Archiwum Polityki

Koła kolegów

Po co tak wiele zawodów zamyka się w Polsce w tak szczelne korporacje?

Pewien neurochirurg z długoletnim stażem prywatnie i niezbyt serio wygłasza opinię: – 20 proc. umierających w szpitalach to ci, którym medycyna nie jest już w stanie pomóc. A 40 proc. umiera na skutek błędów lekarzy i niedopatrzeń średniego personelu. Opinia jest oczywiście przesadzona, lecz jaka jest prawdziwa statystyka – tego nie sposób ustalić. Organizacja pacjentów Primum Non Nocere przelicza dane statystyczne z tych krajów, gdzie się je gromadzi, na 40 mln Polaków i szacuje liczbę poważnych błędów lekarskich na 20–30 tys. rocznie.

Niechby nawet i te dane były przesadzone, jednak w zeszłym roku do sądów lekarskich pierwszej instancji wpłynęły wnioski o ukaranie 428 lekarzy; spośród nich 105 uniewinniono, 154 ukarano upomnieniem, 57 naganą, 13 zawieszeniem wykonywania zawodu.
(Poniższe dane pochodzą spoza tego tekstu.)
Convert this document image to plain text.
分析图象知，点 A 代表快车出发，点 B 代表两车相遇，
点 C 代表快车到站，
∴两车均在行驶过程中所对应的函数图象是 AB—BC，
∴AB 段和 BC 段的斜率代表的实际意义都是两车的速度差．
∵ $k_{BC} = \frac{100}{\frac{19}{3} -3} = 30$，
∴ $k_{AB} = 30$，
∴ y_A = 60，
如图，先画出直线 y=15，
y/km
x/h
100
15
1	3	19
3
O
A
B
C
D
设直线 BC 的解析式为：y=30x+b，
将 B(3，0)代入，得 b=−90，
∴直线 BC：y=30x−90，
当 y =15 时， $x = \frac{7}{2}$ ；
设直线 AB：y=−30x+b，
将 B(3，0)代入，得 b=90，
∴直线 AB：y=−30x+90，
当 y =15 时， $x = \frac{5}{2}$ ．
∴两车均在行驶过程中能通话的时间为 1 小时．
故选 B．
Nikogo nie objęto zakazem jego wykonywania. W drugiej instancji spośród 105 sądzonych 41 uniewinniono, resztę ukarano upomnieniami, naganami, zawieszeniami; zero zakazów. Więcej – choć nie wiadomo ile – spraw w związku z błędami lekarskimi wpływa do sądów powszechnych, karnych i cywilnych, ale w nich wyrok zależy od opinii biegłych, którzy są lekarzami należącymi do Izby. Dysproporcja błędów i orzeczeń skłania do zastanowienia się, czy korporacja lekarska nie kryje swych członków, zamiast dbać o dobro pacjenta i wysoki poziom etyczny i zawodowy lekarzy.

Fizykoterapeuci, łączcie się!

Ale na lekarzach sprawa się nie kończy. W Polsce obowiązuje 131 różnego rodzaju regulacji ograniczających dostęp do zawodów. W przypadku wielu profesji (patrz ramka) przynależność do samorządu zawodowego (izby zawodowej) jest obligatoryjna, a usunięcie z samorządu oznacza zakaz wykonywania zawodu i utratę pracy. W 1999 r. liczba reglamentowanych profesji wynosiła w Polsce 93.